委托代理机制的目标之四是创新自然资源资产价值实现模式,并保障公平共享和可持续利用——这是回应如何让市场在资源配置中起决定性作用和更好发挥政府作用的要求。

  二、委托代理机制试点面临体制机制难题

  委托代理机制几乎是一项完全创新性的工作。当前试点面临三类体制机制上的难题。

  第一,地方存在一定的“卸责”行为和畏难情绪。编制自然资源清单是委托代理机制的核心内容,旨在将不同的权利(束)在不同层级之间进行合理配置。试点为此采取了便于实践操作、抓主要矛盾、“去繁为简”的做法。即试点并没有针对全类型自然资源资产及其全部权利进行界定和分工,而是选择了“7+1”类自然资源(即土地、矿产、海洋、森林、草原、湿地、水等七类资源和国家公园这类自然生态空间)来编制中央、省级和市地级的自然资源清单(即确立三级行权主体及其分工)。然而,试点过程中还是出现了地方职能部门二次“去繁为简”的现象。即,地方往往只把已经开展的工作、正在行使的职能写入清单,涉及到需要与其他部门协调、或者属于新工作和新责任(甚至是新权力)的都尽量不列入清单。“多一事不如少一事”,以及最好不要涉及协调其他部门等,是出现此类现象的原因。

  第二,行权很难厘清政府与市场边界。行权主体需要因地制宜地采取多样化市场模式来实现自然资源资产的价值。实践中仍面临市场机制不健全、政府干预市场配置等问题。这些问题在本质上都与三类权利关系不完善有关:一是行权主体的权利仍未厘清。在各类自然资源上都还存在权利主体缺位、越位等现象;二是具体的行权模式还有待探索。对于不同自然资源资产,如何让市场发挥作用仍未有定论;三是全民所有与集体所有的关系需协调。尤其是当涉及两类产权关系相邻的情形时,往往存在所有权、使用权、管理权主体相互影响的问题。这三类不完善的产权权利关系,加大了厘清政府与市场边界的难度。

  第三,代理人面临既是“运动员”又是“裁判员”难题。
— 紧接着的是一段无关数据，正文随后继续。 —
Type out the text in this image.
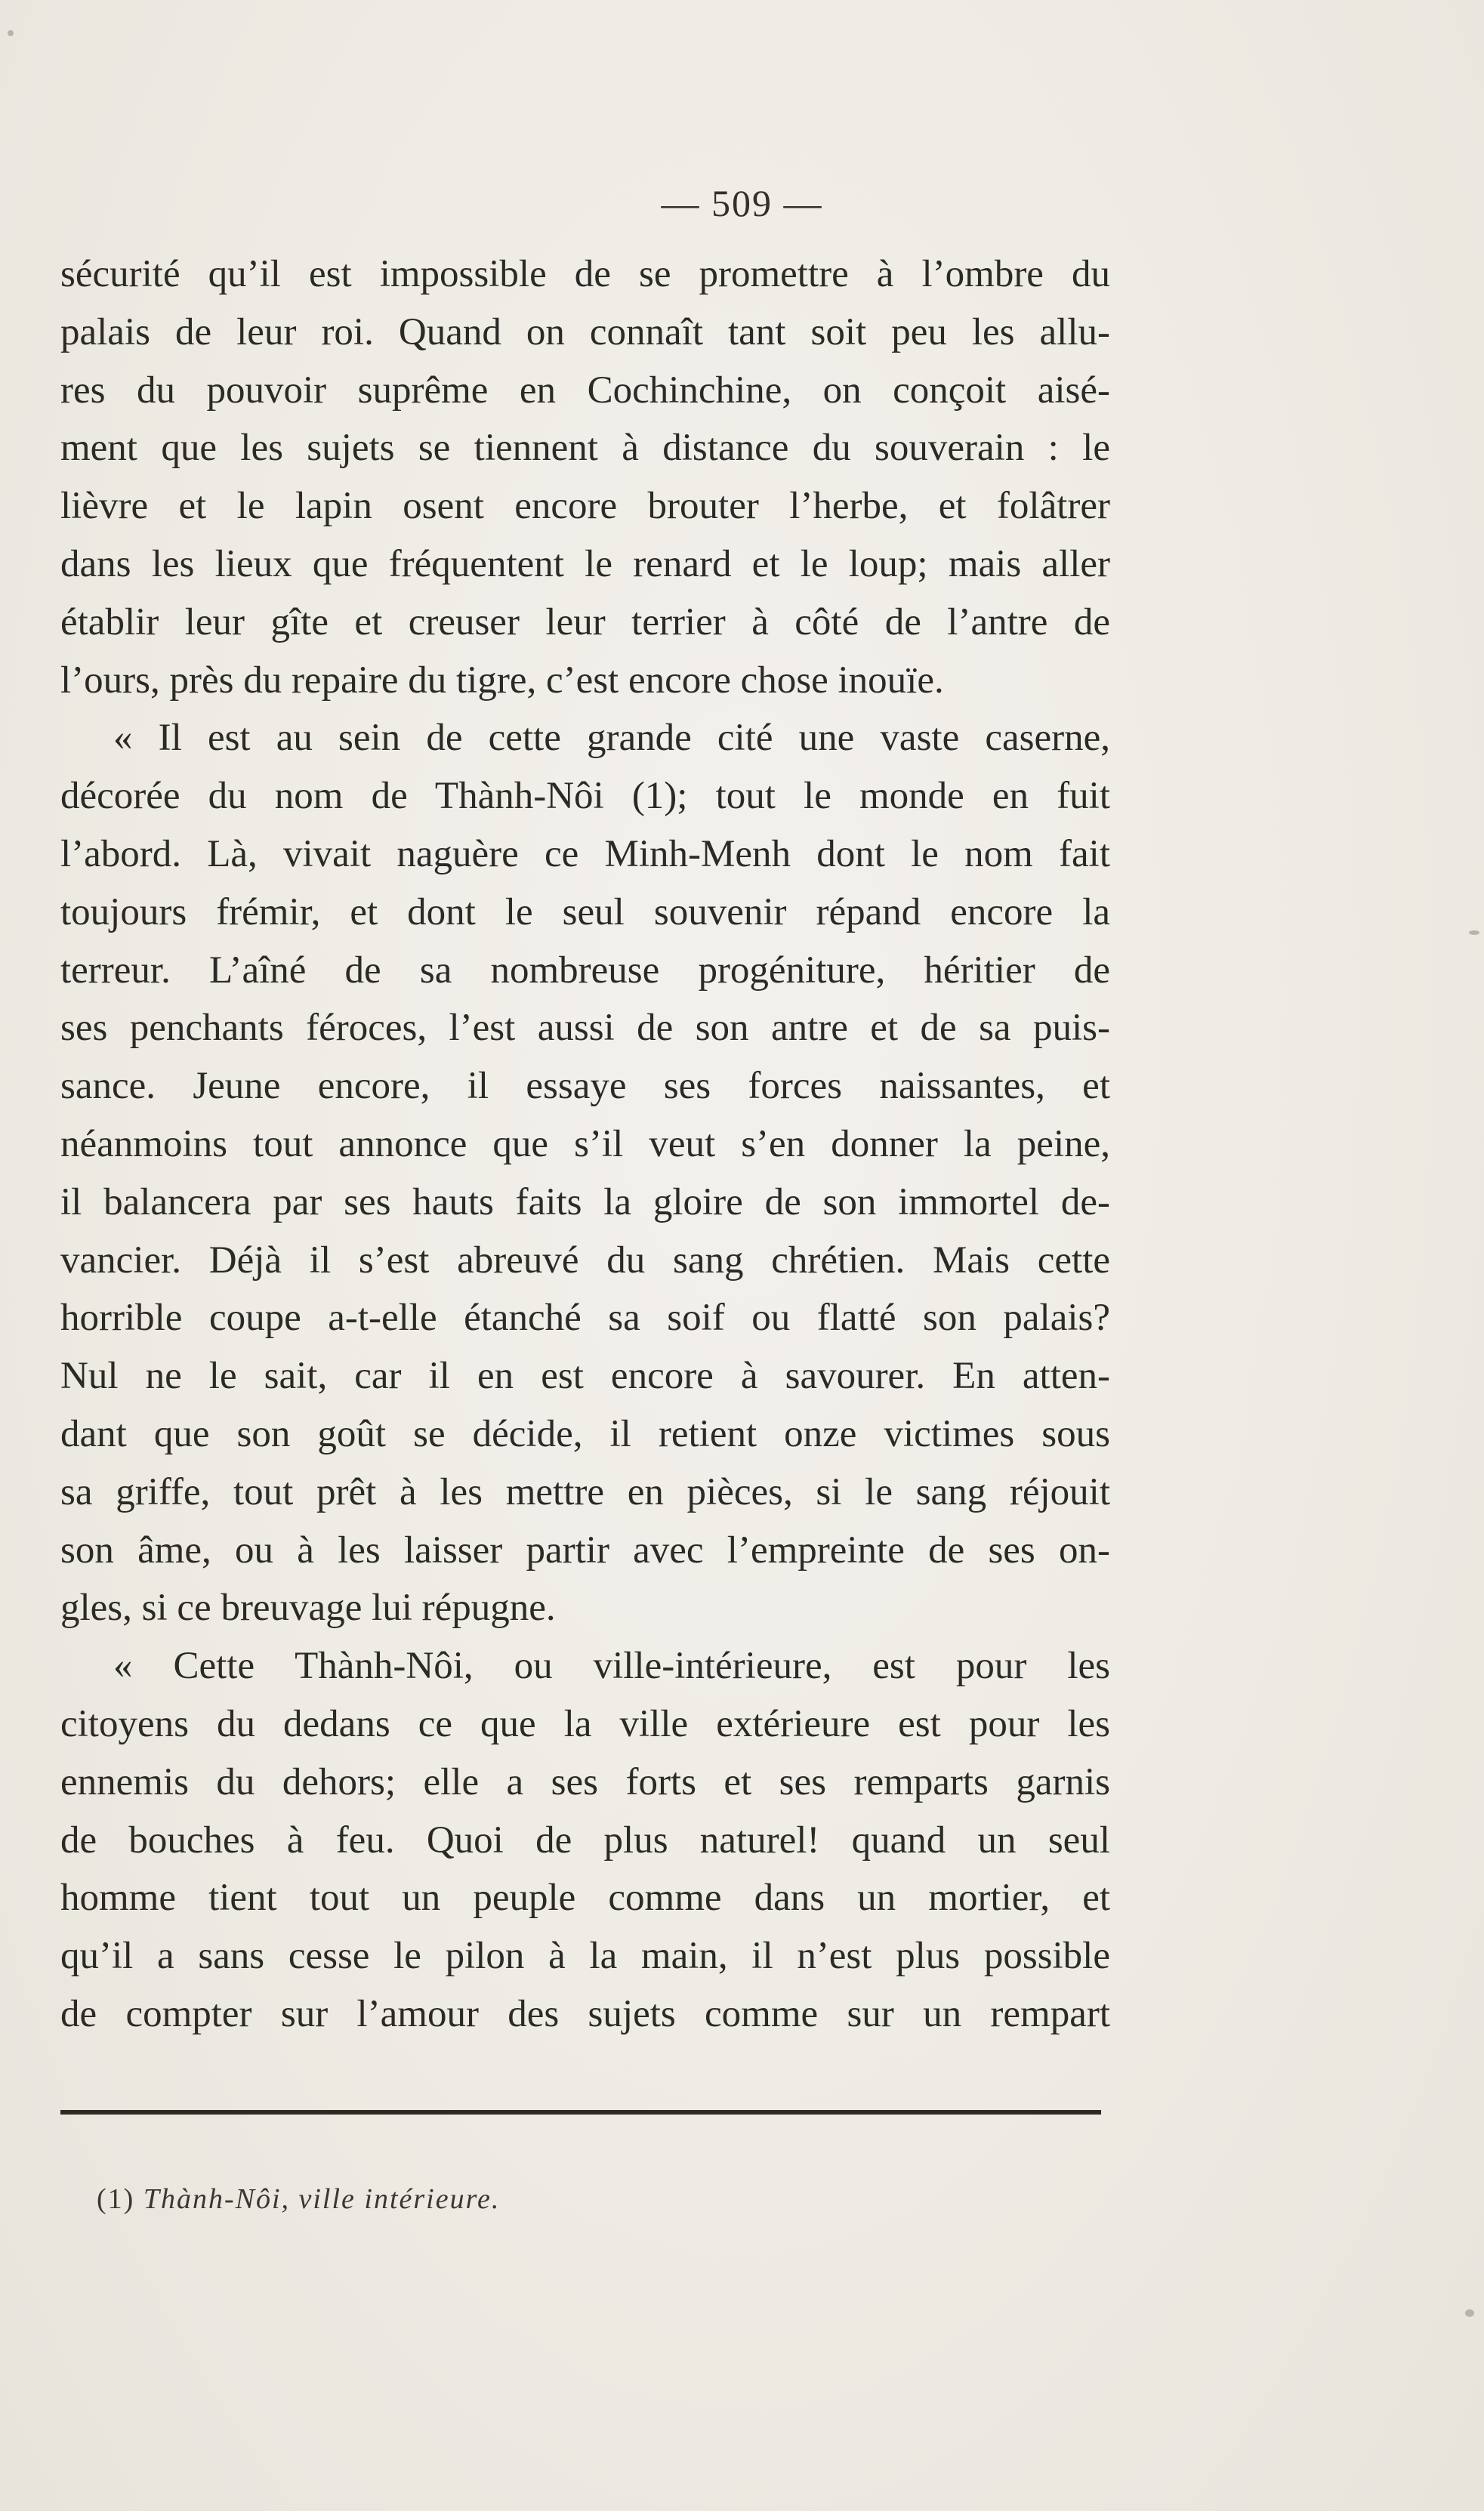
— 509 —
sécurité qu’il est impossible de se promettre à l’ombre du
palais de leur roi. Quand on connaît tant soit peu les allu-
res du pouvoir suprême en Cochinchine, on conçoit aisé-
ment que les sujets se tiennent à distance du souverain : le
lièvre et le lapin osent encore brouter l’herbe, et folâtrer
dans les lieux que fréquentent le renard et le loup; mais aller
établir leur gîte et creuser leur terrier à côté de l’antre de
l’ours, près du repaire du tigre, c’est encore chose inouïe.
« Il est au sein de cette grande cité une vaste caserne,
décorée du nom de Thành-Nôi (1); tout le monde en fuit
l’abord. Là, vivait naguère ce Minh-Menh dont le nom fait
toujours frémir, et dont le seul souvenir répand encore la
terreur. L’aîné de sa nombreuse progéniture, héritier de
ses penchants féroces, l’est aussi de son antre et de sa puis-
sance. Jeune encore, il essaye ses forces naissantes, et
néanmoins tout annonce que s’il veut s’en donner la peine,
il balancera par ses hauts faits la gloire de son immortel de-
vancier. Déjà il s’est abreuvé du sang chrétien. Mais cette
horrible coupe a-t-elle étanché sa soif ou flatté son palais?
Nul ne le sait, car il en est encore à savourer. En atten-
dant que son goût se décide, il retient onze victimes sous
sa griffe, tout prêt à les mettre en pièces, si le sang réjouit
son âme, ou à les laisser partir avec l’empreinte de ses on-
gles, si ce breuvage lui répugne.
« Cette Thành-Nôi, ou ville-intérieure, est pour les
citoyens du dedans ce que la ville extérieure est pour les
ennemis du dehors; elle a ses forts et ses remparts garnis
de bouches à feu. Quoi de plus naturel! quand un seul
homme tient tout un peuple comme dans un mortier, et
qu’il a sans cesse le pilon à la main, il n’est plus possible
de compter sur l’amour des sujets comme sur un rempart
(1) Thành-Nôi, ville intérieure.
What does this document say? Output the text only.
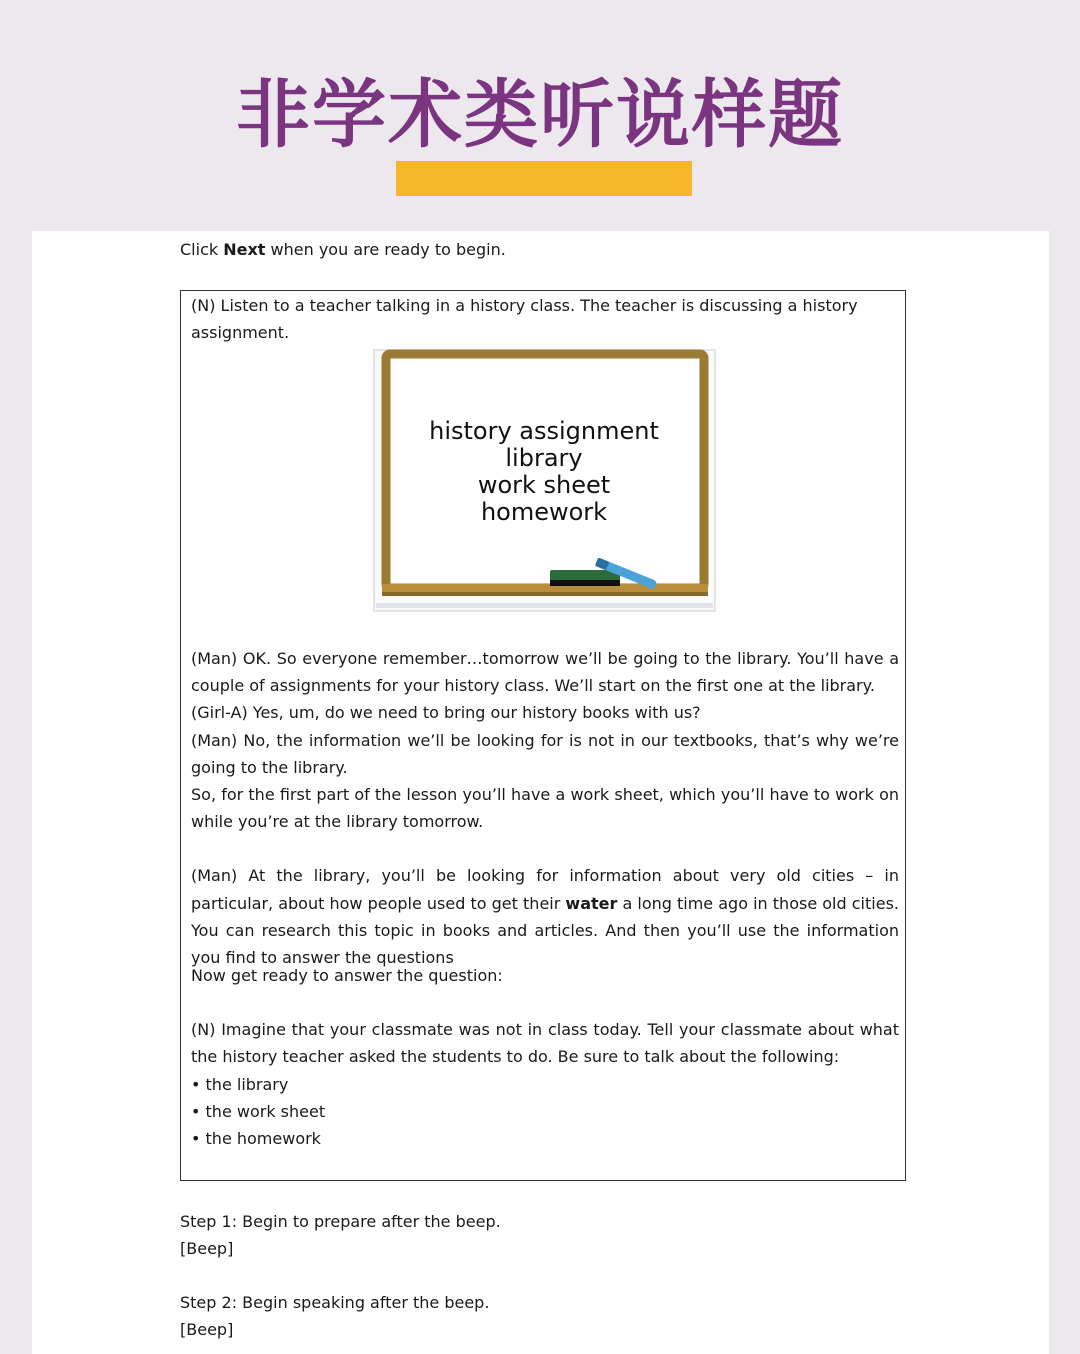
非学术类听说样题
Click Next when you are ready to begin.

(N) Listen to a teacher talking in a history class. The teacher is discussing a history assignment.

history assignment
library
work sheet
homework

(Man) OK. So everyone remember…tomorrow we’ll be going to the library. You’ll have a couple of assignments for your history class. We’ll start on the first one at the library.

(Girl-A) Yes, um, do we need to bring our history books with us?

(Man) No, the information we’ll be looking for is not in our textbooks, that’s why we’re going to the library.

So, for the first part of the lesson you’ll have a work sheet, which you’ll have to work on while you’re at the library tomorrow.

(Man) At the library, you’ll be looking for information about very old cities – in particular, about how people used to get their water a long time ago in those old cities. You can research this topic in books and articles. And then you’ll use the information you find to answer the questions

Now get ready to answer the question:

(N) Imagine that your classmate was not in class today. Tell your classmate about what the history teacher asked the students to do. Be sure to talk about the following:

• the library

• the work sheet

• the homework

Step 1: Begin to prepare after the beep.

[Beep]

Step 2: Begin speaking after the beep.

[Beep]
在概念上可以区分的角色,实践中仍面临体制难题。代理行权的主体,可以是市场中的“运动员”,但不应是市场中的“裁判员”。然而,实践中地方在出让使用权过程中对市场的干预依然较大;而部、省、市三级所有者权益的代理者,是受全民委托行使权利,其自身不应再承担代理者的监督人。但实践中相对独立的代理者的监督体制还未建立。上述两类“运动员”和“裁判员”的难题,意味着委托代理机制目前面临“权利和义务”“权力和责任”不对等不匹配的问题。

  三、做好闭环管理是解决体制机制难题的关键

  为保障委托代理实效,应对体制机制挑战,需要抓住机制设计的“牛鼻子”。所有权人不到位、管理权责不明确,既是体制机制改革的目标,又是行权实践面临的制度难题。只有做好权责区分、监管闭环的设计,才能解决委托代理面临“代理人道德风险”的问题。委托代理过程中的监管工作分为两类:一类是在委托代理关系下委托人对代理人行权的监管;另一类是在市场活动关系下有权部门对市场活动的监管。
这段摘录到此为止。